Video to GIF

Convert MP4, WebM, MOV or any video to an animated GIF: choose start, duration, FPS and size with sliders

Turn an Oversized Video Clip Into a Shareable GIF

A 30-second screen recording from your phone can easily land at 20-40MB as an MP4, which is too big for Slack's free tier, gets compressed into mush by Discord, or simply refuses to attach in iMessage. Converting the clip to a GIF sidesteps all of that, because GIFs are embedded inline and play automatically without anyone tapping a video player. This tool takes any video file, lets you pick the exact moment you want with a dual-handle slider sitting under a live preview, and renders that segment as a looping GIF. Drag the left handle to move the start point, the right handle to move the end point, or drag the middle of the selection to shift the whole window without changing its length.

The conversion itself runs through FFmpeg's palettegen and paletteuse filter chain, compiled to WebAssembly so it executes inside your browser tab rather than on a remote server. Palettegen analyzes the selected frames and builds a custom 256-color palette tuned to that specific clip, then paletteuse applies it with dithering when re-encoding. This two-step approach produces noticeably better color fidelity than the single fixed palette many quick online converters use, especially on clips with skin tones, gradients, or text overlays. Clip length matters a lot here: a segment under 6 seconds keeps the frame count manageable, so the palette stays accurate and the resulting file stays a reasonable size. Push past 10-15 seconds and both the encode time and output size grow quickly, since every additional frame needs its own palette-matched pixels.

How to Use

  1. 1

    Load your video

    Drop in an MP4, WebM, MOV, AVI, or MKV file. Playback starts right away so you can scrub through and find the part worth keeping.

  2. 2

    Drag the slider handles to your segment

    The left and right handles set the start and end points. Dragging the middle of the highlighted region moves both at once, keeping the duration fixed.

  3. 3

    Adjust FPS and width

    Lower frame rates and smaller widths shrink the output. For most clips, somewhere between 10 and 15 FPS keeps motion looking natural without ballooning the file.

  4. 4

    Convert and check the result

    The selected segment is processed locally and a preview appears. If the file is bigger than expected, trim the segment further or reduce the width.

Key Features

  • →Segments under 6 seconds usually produce the best balance of quality and file size, since the palette has fewer frames to cover.
  • →MP4, WebM, MOV, AVI, and MKV are all accepted as source files.
  • →The output is always a standard animated GIF that loops by default.
  • →If the GIF still feels too large for where you're posting it, run it through the Optimize GIF tool afterward for another pass of compression.
  • →Trimming to just the moment that matters, rather than the whole clip, almost always beats lowering FPS for reducing file size.

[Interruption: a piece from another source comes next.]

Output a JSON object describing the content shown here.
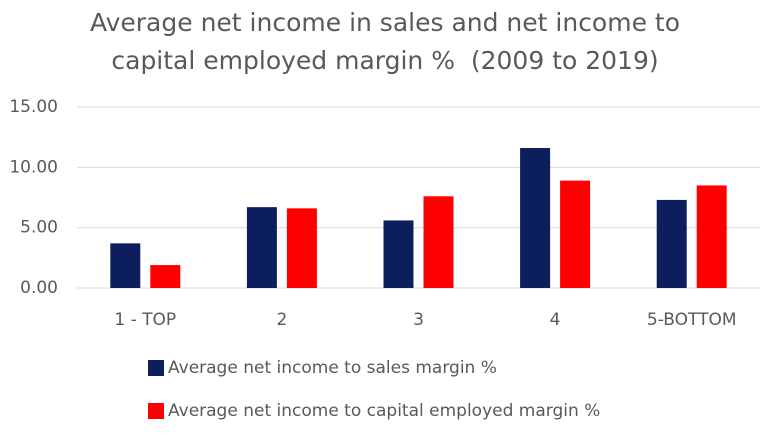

Frequently Asked Questions

Why is the GIF file bigger than the original video clip?

Video codecs like H.264 compress by predicting how frames change over time, while GIF stores something closer to a sequence of indexed-color images. A 6-second GIF can end up several times larger than the MP4 it came from, even though it covers a shorter span and looks lower quality.

Can I select a segment from the very end of the video?

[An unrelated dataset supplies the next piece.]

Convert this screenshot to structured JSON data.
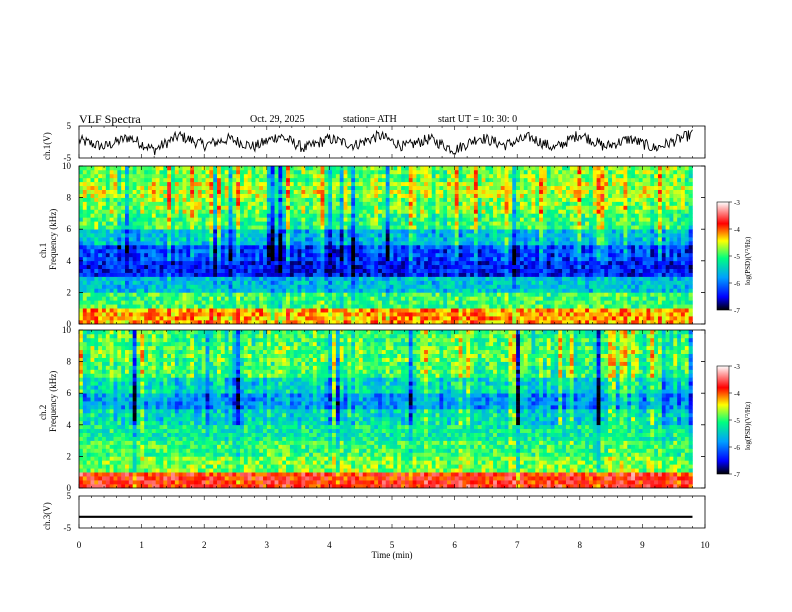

Yes, drag the right handle all the way to the end of the timeline. The selection bar shows the exact start and end times as you adjust it.

Does dragging the middle of the slider change the clip length?

No, dragging the middle moves the whole selection window forward or backward while keeping the same duration between the two handles.

Will the GIF include the audio from my video?

No, the GIF format doesn't support audio tracks at all, so the sound from your clip is dropped during conversion regardless of settings.

What's the practical limit on clip length before the file gets unwieldy?

There's no hard cutoff enforced by the tool, but past roughly 10-15 seconds the frame count and palette complexity both increase enough that file sizes can jump from a few hundred KB to tens of megabytes.